Mais nous sommes aujourd'hui en 1957, au XXe siècle, à l'heure où les États et les empires les plus forts sont de structure fédérale : USA, URSS, Inde, Canada, Brésil, Allemagne occidentale, Yougoslavie et, plus près de nous, l'Angleterre qui va donner l'indépendance à la Gold Coats au sein du Commonwealth, lequel a cessé d'être britannique.

   

Fédérer effraye certains membres de l'Assemblée. Mais, mes chers collègues, fédérer n'est pas séparer. Fédérer, au sens étymologique du mot, c'est lier, mais sans étouffer, on l'oublie trop souvent.

 

S'accrocher au mythe de la « République une et indivisible », car c'est un mythe, sans quoi il y aurait dans cette Assemblée trois cents députés noirs et arabo berbères (« Très bien ! Très bien ! » Au centre), s'accrocher à ce mythe c'est, je le crains, travailler à l'abaissement de la France.
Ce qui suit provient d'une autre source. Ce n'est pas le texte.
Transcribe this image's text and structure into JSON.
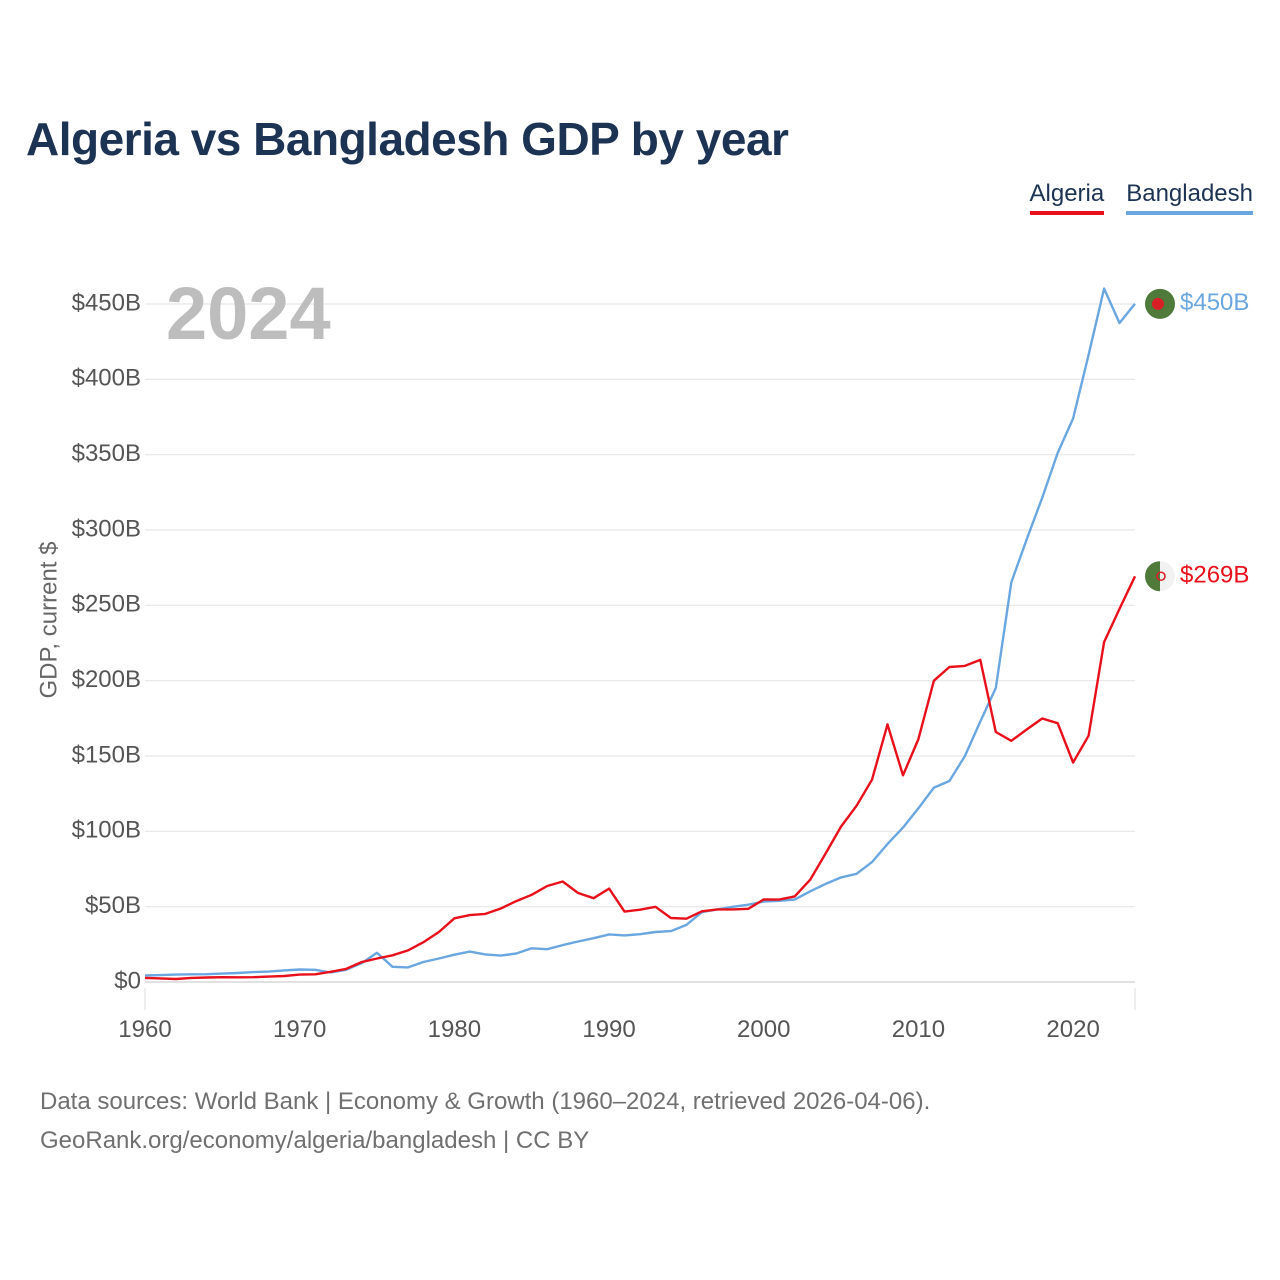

C'est pratiquer l'immobilisme le plus stérile.

 

Je vous dis que la France est un arbre vivant ; ce n'est pas du bois mort promis à la cognée. [...]

 

Craignez, dis-je, que si l'on balkanise les fédérations d'Afrique noire, les territoires ne se tournent l'un vers Lagos, l'autre vers Accra, un troisième vers Rabat.

 

Dakar et Brazzaville, avouez-le, sont tout de même plus françaises, puisque c'est de la France que vous avez souci.

 

Quand les enfants ont grandi, du moins en Afrique noire, ils quittent la case des parents et construisent à côté une case, leur case, mais dans le même carré.

 

Le carré France, croyez-nous, nous ne voulons pas le quitter. Nous y avons grandi et il y fait bon vivre. Nous voulons simplement, monsieur le Ministre, mes chers collègues, y bâtir nos propres cases, qui élargiront et fortifieront en même temps le carré familial, ou plutôt l'hexagone France. (Applaudissements sur plusieurs bancs au centre.)